1. Open System Preferences
Open System Preferences by clicking the Apple button in the top left corner of your desktop, and click System Preferences. In the resulting window, click Apple ID > iCloud Drive > Options (Figure 1).
2. Enable Pages for iCloud Drive
In the next window (Figure 2), click the check box for Pages and then click Done. Close System Preferences.
Enable the Collaboration feature
1. Open an Apple Pages document
The first thing you must do is open the Pages document that will be shared with your collaborators. Once you have the document open, you should see the Collaborate button at the top of the window (Figure 3).
2. Enable the Collaborate feature
Click Collaborate and you'll be informed the document must be moved to iCloud before you can collaborate (Figure 4).
3. Enable Track Changes
Click Move to iCloud and then, when prompted, click Continue to enable Track Changes (Figure 5).
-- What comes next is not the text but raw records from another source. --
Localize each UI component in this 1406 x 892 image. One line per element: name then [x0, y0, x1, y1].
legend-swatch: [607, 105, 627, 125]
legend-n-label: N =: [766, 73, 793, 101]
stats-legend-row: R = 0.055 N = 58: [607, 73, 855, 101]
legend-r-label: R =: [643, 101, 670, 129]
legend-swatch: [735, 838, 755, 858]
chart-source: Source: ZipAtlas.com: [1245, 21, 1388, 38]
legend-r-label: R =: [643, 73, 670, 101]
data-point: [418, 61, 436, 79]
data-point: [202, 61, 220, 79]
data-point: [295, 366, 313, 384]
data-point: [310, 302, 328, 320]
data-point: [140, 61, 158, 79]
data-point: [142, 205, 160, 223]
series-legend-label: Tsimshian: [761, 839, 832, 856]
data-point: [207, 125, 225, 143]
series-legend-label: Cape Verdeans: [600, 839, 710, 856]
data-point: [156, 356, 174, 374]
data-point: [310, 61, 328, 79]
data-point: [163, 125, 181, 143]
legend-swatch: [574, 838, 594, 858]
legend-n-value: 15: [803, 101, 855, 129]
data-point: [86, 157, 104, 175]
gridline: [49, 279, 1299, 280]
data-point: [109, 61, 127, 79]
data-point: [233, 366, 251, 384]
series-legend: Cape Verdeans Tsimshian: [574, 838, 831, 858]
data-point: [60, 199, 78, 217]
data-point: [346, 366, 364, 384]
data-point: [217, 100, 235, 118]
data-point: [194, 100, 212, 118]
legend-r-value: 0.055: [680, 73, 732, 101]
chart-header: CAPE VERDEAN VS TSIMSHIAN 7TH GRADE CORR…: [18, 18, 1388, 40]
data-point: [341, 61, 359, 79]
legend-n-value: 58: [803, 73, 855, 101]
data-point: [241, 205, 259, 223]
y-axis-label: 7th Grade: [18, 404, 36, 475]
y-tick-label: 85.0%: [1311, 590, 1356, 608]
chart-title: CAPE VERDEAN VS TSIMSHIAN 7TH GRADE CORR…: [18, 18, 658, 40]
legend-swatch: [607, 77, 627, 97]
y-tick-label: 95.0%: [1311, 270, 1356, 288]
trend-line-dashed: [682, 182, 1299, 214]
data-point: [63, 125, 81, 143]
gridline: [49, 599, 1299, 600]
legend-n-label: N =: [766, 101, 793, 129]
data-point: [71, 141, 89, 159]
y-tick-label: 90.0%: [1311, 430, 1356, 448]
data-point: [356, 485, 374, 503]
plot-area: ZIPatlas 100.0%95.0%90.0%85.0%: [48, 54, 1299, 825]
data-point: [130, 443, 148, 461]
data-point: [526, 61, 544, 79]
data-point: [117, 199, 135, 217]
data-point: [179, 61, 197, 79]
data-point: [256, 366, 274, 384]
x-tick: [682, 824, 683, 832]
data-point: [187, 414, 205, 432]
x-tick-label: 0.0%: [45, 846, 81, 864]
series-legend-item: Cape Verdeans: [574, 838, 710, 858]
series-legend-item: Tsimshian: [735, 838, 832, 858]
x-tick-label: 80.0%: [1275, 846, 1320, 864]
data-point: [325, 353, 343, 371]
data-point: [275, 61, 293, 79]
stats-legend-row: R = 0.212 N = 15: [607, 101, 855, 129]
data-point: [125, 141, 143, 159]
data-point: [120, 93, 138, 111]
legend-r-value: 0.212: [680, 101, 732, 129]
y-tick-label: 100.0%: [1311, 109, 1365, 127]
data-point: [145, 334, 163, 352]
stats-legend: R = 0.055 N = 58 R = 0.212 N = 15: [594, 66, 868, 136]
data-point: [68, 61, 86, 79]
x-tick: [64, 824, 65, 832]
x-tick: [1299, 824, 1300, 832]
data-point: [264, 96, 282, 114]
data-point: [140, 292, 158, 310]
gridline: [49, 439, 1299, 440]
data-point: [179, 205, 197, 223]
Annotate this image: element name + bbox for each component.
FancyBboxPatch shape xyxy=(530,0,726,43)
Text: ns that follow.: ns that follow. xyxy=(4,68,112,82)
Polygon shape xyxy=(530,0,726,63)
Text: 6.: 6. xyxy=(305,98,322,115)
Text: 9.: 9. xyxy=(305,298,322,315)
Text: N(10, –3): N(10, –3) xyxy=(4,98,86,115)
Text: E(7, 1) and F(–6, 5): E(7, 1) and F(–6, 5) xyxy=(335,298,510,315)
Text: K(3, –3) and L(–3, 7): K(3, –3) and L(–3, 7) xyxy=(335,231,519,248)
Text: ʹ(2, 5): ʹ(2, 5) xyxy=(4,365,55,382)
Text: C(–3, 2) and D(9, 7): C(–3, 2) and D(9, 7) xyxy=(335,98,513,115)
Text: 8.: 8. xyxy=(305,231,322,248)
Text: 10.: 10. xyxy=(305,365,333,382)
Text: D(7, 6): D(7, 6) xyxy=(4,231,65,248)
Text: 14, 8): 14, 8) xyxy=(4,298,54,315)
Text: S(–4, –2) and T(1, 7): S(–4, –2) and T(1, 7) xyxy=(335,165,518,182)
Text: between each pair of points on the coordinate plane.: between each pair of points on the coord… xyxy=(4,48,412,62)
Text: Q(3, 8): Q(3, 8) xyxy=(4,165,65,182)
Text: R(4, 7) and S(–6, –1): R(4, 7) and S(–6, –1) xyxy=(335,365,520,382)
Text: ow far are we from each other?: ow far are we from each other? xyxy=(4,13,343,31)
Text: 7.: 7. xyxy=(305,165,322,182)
Click Continue and a new window will appear (Figure 6), where you can configure access control for the document.
Make sure to configure both the Who Can Access and Permission options. Here, you also decide how to share the document with your collaborators. Choose Email, Messages, Copy Link, AirDrop, or Twitter.
Depending on the sharing method you choose, you'll either open Apple Mail, Messages, AirDrop, or Twitter, or you'll copy the link to the file to your clipboard. Make your selection and click Share, at which point the document will be activated for sharing. Whoever is the recipient of the link will then be able to access the file either from within iCloud (if Pages isn't available on their OS) or directly from within Apple Pages.
When you're finished collaborating on the document, you should disable the sharing feature -- otherwise those who have been given access to the document can continue using it, which you won't want when the document is done. To stop sharing, simply click the Collaboration button, and in the resulting popup (Figure 7), click Stop Sharing.
And that's all there is to collaborating with Apple Pages. This is a great feature when you need to work with others and want to retain a document within the Apple ecosystem.